For musicians, the post-war years saw the iconic 1960s Vietnam-era soundtrack give way to an ascendant “heartland rock” driven by up-and-coming non-vets like John Mellencamp, Tom Petty, Pete Seger, and Bruce Springsteen. Their hit songs focused on the rural, small town, hardscrabble, implicitly white experience of the American heartland, to which Vietnam vets had returned and from which the working class struggled to rise. Their work depicted a nation in decline, the white American dream broken by the war across the sea and the concurrent social revolutions at home. At the same time, the hard-driving rhythms and patriotic themes of hits like Springsteen’s “Born in the USA” radiated a defiant nationalism that appealed to both conservative Republicans and liberal Democrats. In this, Darda suggests that heartland rockers—especially Springsteen—helped initiate a white reunion of sorts, as white citizens divided by the war came together again to commiserate in its aftermath.
In Hollywood, finally, the Vietnam experience was rendered by many famous directors, including Francis Ford Coppola, Oliver Stone, and Stanley Kubrick. But for most Americans, the Vietnam veteran experience was most famously represented by Sylvester Stallone’s John Rambo in First Blood. (Another famous non-vet, Stallone had expatriated to Switzerland to avoid the draft.) Part of a larger re-ethnicization of disparate white identities—Irish, Italian, Pole, Slovak, etc—after the war, Stallone’s concurrent roles as Rambo and Rocky Balboa dominated theaters in the 1980s, establishing a type of tenacious, blue collar, white ethnic hero who would beat the sort of odds faced by African-Americans during civil rights. In First Blood, the veteran Rambo becomes the disenfranchised Black citizen of the south, harassed by belligerent police enforcing an arbitrary vagrancy law and blasting him, at one point, with hoses before escorting him to jail. In Rocky, Balboa fights the good fight against Apollo Creed—a wealthy, cocky, and fully established Black anti-hero—losing in the end but proving the white ethnic capacity to out-suffer those supposedly lower on the American caste ladder.

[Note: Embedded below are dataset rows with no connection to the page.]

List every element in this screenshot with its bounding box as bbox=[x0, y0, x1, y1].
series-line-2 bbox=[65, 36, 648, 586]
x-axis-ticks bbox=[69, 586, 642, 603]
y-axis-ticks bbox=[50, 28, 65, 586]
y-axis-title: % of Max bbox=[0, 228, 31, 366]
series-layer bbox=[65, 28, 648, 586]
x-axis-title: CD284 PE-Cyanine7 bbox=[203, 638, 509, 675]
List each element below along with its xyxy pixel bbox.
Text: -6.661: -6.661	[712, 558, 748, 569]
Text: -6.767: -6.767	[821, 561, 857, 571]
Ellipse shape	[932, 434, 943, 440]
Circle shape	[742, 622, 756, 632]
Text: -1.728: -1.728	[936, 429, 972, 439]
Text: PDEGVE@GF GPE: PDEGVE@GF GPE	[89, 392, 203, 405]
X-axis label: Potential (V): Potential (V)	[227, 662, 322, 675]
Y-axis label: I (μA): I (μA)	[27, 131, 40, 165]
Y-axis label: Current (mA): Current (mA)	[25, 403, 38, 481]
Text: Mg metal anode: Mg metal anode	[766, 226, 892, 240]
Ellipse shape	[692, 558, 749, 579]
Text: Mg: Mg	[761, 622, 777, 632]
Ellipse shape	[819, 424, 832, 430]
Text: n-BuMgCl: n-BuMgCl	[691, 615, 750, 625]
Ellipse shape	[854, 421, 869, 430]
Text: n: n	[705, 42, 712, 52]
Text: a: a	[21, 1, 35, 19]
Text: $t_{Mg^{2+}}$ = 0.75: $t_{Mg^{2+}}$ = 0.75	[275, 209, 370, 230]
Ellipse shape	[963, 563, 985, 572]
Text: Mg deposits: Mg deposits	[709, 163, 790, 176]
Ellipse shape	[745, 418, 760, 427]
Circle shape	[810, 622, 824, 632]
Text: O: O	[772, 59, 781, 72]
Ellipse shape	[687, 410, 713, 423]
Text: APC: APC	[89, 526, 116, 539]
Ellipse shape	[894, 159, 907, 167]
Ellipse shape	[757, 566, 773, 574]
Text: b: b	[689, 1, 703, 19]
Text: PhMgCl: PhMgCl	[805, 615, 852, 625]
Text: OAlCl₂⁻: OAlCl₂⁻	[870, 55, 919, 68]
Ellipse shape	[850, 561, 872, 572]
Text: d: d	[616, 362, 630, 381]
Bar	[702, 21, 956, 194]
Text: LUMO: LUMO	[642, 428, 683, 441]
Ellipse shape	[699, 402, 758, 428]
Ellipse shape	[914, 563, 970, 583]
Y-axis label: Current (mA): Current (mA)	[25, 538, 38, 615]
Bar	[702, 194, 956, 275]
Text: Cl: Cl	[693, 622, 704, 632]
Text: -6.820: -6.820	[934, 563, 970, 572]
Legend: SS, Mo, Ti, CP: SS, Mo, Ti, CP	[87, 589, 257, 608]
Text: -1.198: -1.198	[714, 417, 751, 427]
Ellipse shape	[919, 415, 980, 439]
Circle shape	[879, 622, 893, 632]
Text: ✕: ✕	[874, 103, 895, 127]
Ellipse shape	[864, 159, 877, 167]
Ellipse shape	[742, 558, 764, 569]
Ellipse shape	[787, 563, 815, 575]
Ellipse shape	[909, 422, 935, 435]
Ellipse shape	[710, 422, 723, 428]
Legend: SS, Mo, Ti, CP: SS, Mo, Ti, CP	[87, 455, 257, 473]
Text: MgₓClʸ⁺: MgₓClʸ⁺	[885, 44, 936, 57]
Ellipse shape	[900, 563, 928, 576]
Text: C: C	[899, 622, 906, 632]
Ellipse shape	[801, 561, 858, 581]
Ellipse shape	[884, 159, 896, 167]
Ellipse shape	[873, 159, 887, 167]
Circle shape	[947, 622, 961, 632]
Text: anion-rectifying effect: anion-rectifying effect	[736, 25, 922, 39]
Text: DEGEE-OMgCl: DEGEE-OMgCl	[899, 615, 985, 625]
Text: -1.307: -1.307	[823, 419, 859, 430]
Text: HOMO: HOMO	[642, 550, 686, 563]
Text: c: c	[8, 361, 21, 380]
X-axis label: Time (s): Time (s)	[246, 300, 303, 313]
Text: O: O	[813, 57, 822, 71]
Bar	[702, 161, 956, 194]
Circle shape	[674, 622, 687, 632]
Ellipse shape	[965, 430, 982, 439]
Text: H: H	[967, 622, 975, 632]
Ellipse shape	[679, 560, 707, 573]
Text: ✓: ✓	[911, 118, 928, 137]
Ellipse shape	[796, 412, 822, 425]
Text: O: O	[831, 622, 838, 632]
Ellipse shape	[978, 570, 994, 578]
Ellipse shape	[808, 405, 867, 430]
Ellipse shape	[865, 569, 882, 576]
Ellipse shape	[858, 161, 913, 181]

Darda’s book makes a provocative and thoughtful case, documenting how American white hegemony was challenged, sundered, and ultimately re-established during and after the Vietnam war, focusing on the special role of the Veteran-American within this process. As white Americans focused their attention upon white sacrifice and suffering, that of racial and sexual minorities–as well as all southeast Asians–fell quickly out of focus. Like the determined activism of the John Birchers, the rhetorical deployment of the white veteran ethos—sometimes by veterans but very often not—played a critical role in guiding the late 20th century political and social currents that have brought us here and now in the 21st. They don’t explain everything, but they explain a lot, and in times like these every bit of context helps.